By Jason Deign
The US energy storage sector looks set to enter 2018 at full throttle following developments in two key markets over the last week.
In California, Pacific Gas and Electric Company (PG&E) presented six energy storage contracts, totalling 165MW, to the regulator for review and approval. New York, meanwhile, signed into law an energy storage mandate.
PG&E’s new storage capacity went to Enel Green Power, which won projects for 50MW, 25MW and 10MW, LS Power, which won 50MW, Tesla, with 20MW, and EDF Renewable Energy, with 10MW.
Although Enel Green Power has not disclosed details, it is likely the company’s projects will use the Distributed Energy Network Optimization System (DEN.OS) platform developed by Demand Energy, which Enel bought in January.
Significantly, all the PG&E projects were for lithium-ion battery plants, further consolidating the chemistry’s position as the utility energy storage technology of choice. And all the contracts, bar two, came with 10-year terms.
Able to secure a 20-year term
Tesla, though, was able to secure a 20-year term, as was Enel Green Energy on its 25MW Cascade Energy Storage project.
Similarly, all the contracts are for transmission grid-connected plants except for EDF’s Calstor project, which is behind the meter, and Tesla’s system, which will be connected to the distribution network.
The first project, Calstor, is due to come online in November of 2020.
Enel Green Power’s 50MW Kingston and 10MW Sierra Energy Storage projects (the latter being built in association with IHI Power Services) will be the last to enter operation, in December 2023.
PG&E presented the projects for approval by the California Public Utilities Commission as part of moves to meet a state-wide 1.325GW investor-owned utility procurement mandate by 2020.
PG&E contracts for energy storage
PG&E’s share of the mandated capacity is 580MW. Since 2015 the company, one of the largest combined natural gas and electric utilities in the US, has signed contracts for 79MW of energy storage.
The new projects thus mean PG&E will be expanding its energy storage capacity by more than 200%, to achieve around 42% of its mandated quota.
But Martin Wyspianski, PG&E’s senior director for energy portfolio procurement and policy, hinted that the storage contracts may increasingly be about dealing with California’s duck curve rather than merely meeting a quota.

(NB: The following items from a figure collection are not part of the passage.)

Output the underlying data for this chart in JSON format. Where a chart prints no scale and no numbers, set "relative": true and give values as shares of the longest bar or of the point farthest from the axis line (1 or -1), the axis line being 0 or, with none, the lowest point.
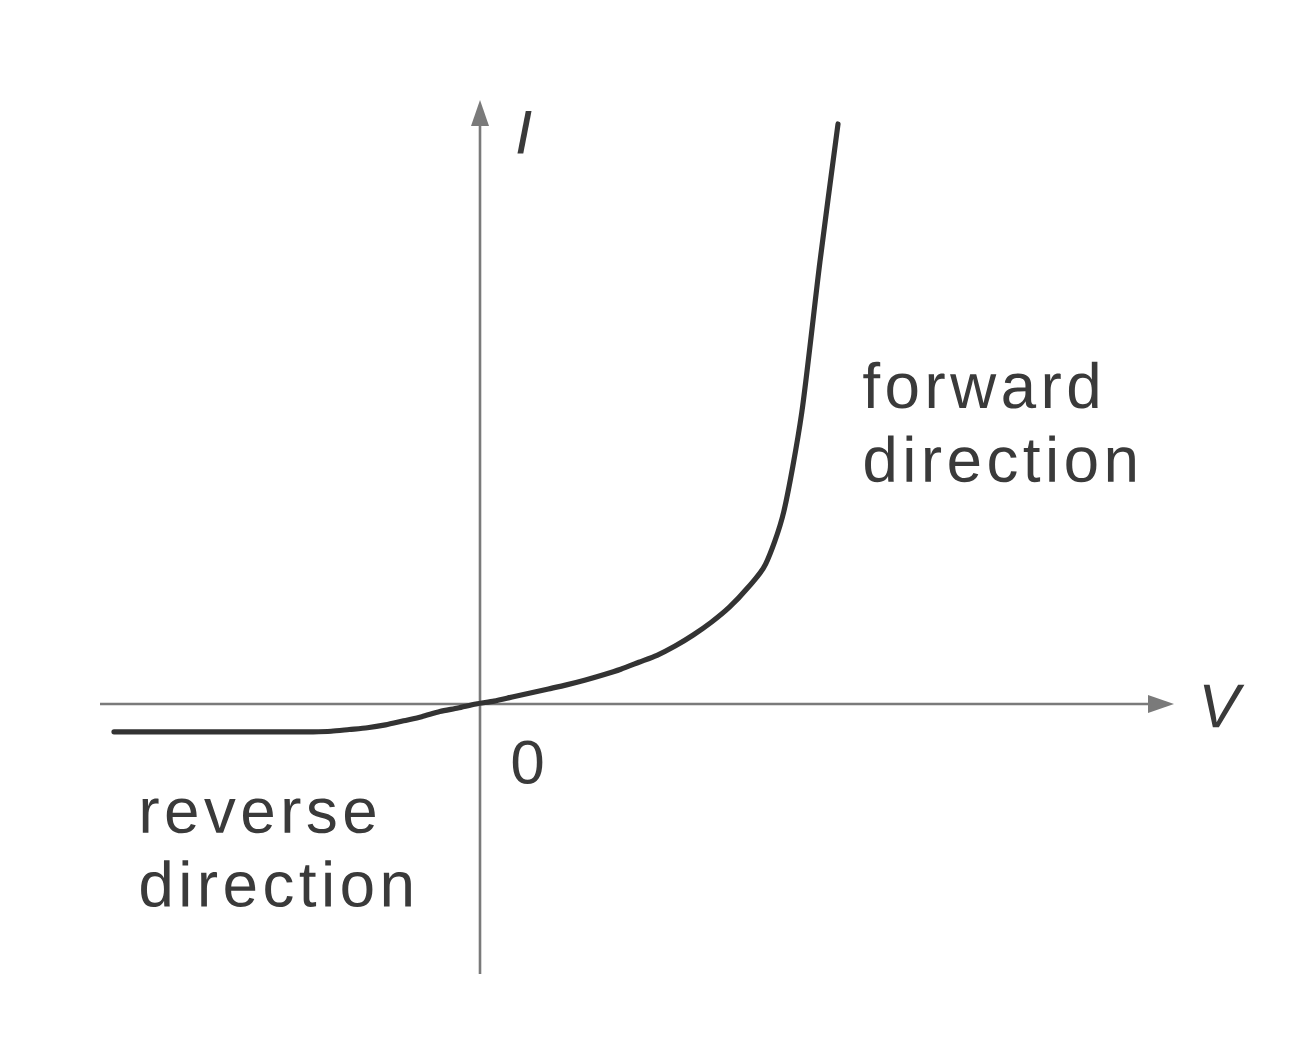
{
  "chart_data": {
    "type": "line",
    "relative": true,
    "ylabel": "I",
    "categories": [
      null,
      null,
      null,
      null,
      null,
      null,
      null,
      null,
      null,
      null,
      null,
      null,
      null,
      null,
      null,
      null,
      null,
      null,
      null,
      null,
      null,
      null,
      null,
      null,
      null,
      null,
      null,
      null,
      null,
      null,
      null,
      null,
      null,
      null,
      null,
      null,
      null,
      null,
      null,
      null,
      null
    ],
    "values": [
      -0.048,
      -0.048,
      -0.048,
      -0.048,
      -0.048,
      -0.048,
      -0.048,
      -0.048,
      -0.048,
      -0.048,
      -0.048,
      -0.048,
      -0.047,
      -0.044,
      -0.041,
      -0.036,
      -0.029,
      -0.022,
      -0.013,
      -0.007,
      0,
      0.005,
      0.012,
      0.019,
      0.026,
      0.033,
      0.041,
      0.05,
      0.06,
      0.072,
      0.084,
      0.1,
      0.119,
      0.141,
      0.167,
      0.2,
      0.241,
      0.331,
      0.503,
      0.762,
      1.0
    ],
    "color": "#333333",
    "line_style": "solid",
    "annotations": [
      "forward direction",
      "reverse direction",
      "0",
      "V"
    ]
  }
}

“As our clean energy portfolio grows, so does the importance of storage technology,” he said in a press statement.
“These contracts and the storage capacity they represent will help us better integrate our growing renewable generation sources, and bring increased reliability to the grid.”
Adopting an energy storage target
New York State, which is also facing a growing influx of renewables on the grid as a result of its Reforming the Energy Vision initiative, last week became the fourth US state to adopt an energy storage target.
New York governor Andrew Cuomo signed into law the state’s Assembly Bill A6571, which establishes a deployment programme “to encourage the installation of qualified energy storage systems.”
The bill, introduced in March and passed through Senate in June, gives the New York Public Service Commission the green light to develop an energy storage procurement scheme for assets to come online by 2030.
Although no indication of the level of procurement has been published, New York already has one of the most advanced energy storage markets in the US.
The state is pursuing energy storage not just as a way of admitting a higher renewable energy fraction onto the grid but also as a potential source of industrial leadership and job creation.
USD$6.3m for storage technologies
In June, for example, the New York State Energy Research and Development Authority pledged USD$6.3m for storage technologies “that have not yet been commercialized but could support renewable power.”
This strategic intent means New York could come out with an energy storage target second only to California’s, and likely far ahead of the 200MWh mandated by Massachusetts or the non-specific mandate in New Mexico.
“Energy storage technologies serve a critical role in promoting a clean energy economy,” said Cuomo in his memorandum of approval.
“Not only will energy storage technologies relieve pressure on existing transmission and grid infrastructure, but they will enhance the development and uptake of renewable energy and create new ‘green’ jobs.”
Kelly Speakes-Backman, CEO of the Energy Storage Association, said it was “a great day for energy storage in New York.
“By signing the bill into law, the governor joined the unanimous opinion of the legislature that a long-term commitment to deploy energy storage is critical to a more reliable and resilient, affordable and sustainable electric system.”